Baker's mom was a woman of determination and one of the things she was determined to do was make a good man out of Russell. But Russell was not as driven and ambitious as his mother would have liked. She forced various jobs on him such as selling magazines and newspapers and she worked with him after school, helping him with his homework and using her experience as a teacher to help him achieve better grades than he might have under his own steam. In fact, his grades were high enough to get him a scholarship to attend college, that is until the United States was dragged into World War II. Russell enlisted in the Navy and became a pilot but never flew any combat missions to his youthful disappointment. After the war he returned to college. And after college he got a job on a newspaper which led to great success later in life. His mother must have been very proud that all her struggles to put her son on the right track paid off.
This was a very interesting book.

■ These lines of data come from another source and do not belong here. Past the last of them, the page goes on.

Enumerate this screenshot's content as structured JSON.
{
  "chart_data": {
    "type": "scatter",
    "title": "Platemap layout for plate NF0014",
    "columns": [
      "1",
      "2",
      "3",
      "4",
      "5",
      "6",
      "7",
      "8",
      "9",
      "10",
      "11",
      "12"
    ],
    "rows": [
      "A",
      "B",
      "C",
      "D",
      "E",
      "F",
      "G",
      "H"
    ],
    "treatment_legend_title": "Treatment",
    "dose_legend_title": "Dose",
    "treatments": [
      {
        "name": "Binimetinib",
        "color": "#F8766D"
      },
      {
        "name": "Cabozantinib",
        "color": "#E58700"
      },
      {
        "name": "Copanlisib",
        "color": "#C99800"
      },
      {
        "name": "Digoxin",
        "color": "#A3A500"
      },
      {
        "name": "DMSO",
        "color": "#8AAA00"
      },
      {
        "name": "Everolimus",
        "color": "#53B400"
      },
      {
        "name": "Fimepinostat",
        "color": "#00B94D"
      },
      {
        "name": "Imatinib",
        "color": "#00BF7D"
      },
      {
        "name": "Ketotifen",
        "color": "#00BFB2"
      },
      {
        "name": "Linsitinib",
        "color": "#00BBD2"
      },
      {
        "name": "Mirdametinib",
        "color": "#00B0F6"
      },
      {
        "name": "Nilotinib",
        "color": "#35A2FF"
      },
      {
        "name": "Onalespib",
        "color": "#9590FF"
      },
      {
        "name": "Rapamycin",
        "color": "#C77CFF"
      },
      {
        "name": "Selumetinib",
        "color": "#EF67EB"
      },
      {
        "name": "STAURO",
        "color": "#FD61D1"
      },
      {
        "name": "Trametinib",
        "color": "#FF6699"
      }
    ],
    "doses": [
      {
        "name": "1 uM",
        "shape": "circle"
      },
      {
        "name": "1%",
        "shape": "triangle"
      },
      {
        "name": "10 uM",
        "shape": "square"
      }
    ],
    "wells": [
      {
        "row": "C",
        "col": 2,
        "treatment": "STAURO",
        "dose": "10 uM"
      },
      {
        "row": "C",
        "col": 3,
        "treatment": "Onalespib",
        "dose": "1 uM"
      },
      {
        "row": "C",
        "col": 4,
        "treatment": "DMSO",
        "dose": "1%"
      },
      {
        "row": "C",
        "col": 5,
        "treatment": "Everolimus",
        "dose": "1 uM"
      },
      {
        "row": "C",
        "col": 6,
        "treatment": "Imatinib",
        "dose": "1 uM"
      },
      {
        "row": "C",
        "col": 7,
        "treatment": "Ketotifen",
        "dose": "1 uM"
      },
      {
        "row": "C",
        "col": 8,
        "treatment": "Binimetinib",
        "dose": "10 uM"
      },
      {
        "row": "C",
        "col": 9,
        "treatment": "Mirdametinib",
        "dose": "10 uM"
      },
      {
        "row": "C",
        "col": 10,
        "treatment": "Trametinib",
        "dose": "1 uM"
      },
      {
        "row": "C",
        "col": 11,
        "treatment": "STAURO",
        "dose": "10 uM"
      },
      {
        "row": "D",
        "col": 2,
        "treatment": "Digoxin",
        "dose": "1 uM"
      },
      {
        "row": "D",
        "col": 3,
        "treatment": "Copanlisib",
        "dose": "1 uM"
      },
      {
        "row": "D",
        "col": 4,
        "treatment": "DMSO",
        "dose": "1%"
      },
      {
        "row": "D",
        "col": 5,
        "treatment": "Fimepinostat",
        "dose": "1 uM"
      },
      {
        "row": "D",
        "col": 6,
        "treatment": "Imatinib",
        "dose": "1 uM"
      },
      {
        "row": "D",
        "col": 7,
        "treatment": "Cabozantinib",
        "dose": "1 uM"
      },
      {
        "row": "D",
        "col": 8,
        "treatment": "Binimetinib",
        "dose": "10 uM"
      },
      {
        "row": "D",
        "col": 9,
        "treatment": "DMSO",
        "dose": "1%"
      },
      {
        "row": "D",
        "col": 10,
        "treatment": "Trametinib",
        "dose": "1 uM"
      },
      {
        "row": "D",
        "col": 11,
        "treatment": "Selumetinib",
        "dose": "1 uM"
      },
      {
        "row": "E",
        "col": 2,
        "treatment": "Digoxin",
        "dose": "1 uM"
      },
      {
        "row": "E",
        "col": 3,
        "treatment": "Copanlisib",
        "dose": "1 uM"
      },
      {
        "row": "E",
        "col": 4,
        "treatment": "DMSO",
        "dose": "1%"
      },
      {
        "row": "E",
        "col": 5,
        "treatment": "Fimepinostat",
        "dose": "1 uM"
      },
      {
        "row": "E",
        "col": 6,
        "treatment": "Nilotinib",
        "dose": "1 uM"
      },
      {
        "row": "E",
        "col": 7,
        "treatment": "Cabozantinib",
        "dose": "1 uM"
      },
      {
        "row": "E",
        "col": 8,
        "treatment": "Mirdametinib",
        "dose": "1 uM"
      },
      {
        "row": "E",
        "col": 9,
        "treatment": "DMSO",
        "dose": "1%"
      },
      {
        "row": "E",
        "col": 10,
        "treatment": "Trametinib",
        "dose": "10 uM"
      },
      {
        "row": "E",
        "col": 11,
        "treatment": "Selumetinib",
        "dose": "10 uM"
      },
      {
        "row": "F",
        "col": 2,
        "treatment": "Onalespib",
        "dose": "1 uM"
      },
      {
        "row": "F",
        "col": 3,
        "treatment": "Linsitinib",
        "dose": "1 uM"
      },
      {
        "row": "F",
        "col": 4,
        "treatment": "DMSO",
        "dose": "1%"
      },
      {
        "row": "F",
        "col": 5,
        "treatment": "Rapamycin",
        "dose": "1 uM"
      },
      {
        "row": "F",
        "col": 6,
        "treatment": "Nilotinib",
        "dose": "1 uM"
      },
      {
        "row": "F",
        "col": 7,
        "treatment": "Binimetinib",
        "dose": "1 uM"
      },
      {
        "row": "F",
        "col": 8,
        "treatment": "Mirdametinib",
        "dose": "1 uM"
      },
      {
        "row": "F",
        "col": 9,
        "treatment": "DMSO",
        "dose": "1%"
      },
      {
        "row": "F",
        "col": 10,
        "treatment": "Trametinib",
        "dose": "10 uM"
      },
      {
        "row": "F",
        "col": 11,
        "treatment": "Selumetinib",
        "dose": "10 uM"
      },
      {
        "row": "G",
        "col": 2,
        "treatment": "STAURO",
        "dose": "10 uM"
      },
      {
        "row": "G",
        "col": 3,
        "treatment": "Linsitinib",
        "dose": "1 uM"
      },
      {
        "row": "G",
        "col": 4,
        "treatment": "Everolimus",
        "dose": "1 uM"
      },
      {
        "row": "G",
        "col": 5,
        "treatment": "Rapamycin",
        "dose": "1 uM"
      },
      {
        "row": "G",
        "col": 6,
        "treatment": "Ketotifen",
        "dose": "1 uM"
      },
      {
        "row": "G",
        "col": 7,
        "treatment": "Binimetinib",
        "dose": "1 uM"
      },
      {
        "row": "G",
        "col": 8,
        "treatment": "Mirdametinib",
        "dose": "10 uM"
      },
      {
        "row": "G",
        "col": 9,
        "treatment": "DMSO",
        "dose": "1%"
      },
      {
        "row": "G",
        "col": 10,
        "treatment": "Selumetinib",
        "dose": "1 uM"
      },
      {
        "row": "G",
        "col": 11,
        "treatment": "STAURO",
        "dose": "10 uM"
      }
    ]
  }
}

So many years after the fact, we forget what life was like during the Great Depression. We forget what a struggle it was for many people just to get by. Baker's book makes clear the suffering that many people had to endure and just how hard it was to find enough money to pay the rent and buy groceries, never mind fancy stuff like new clothes and health care. But even more than the trip back to a harder, more desperate time, this book is a look at the relationship of a son and a mother of opposite personalities. Russell portrays himself as a born slacker and his mother as the relentless force behind him that pushed him into success. It's a tremendously interesting memoir of growing up in hard times, very well done.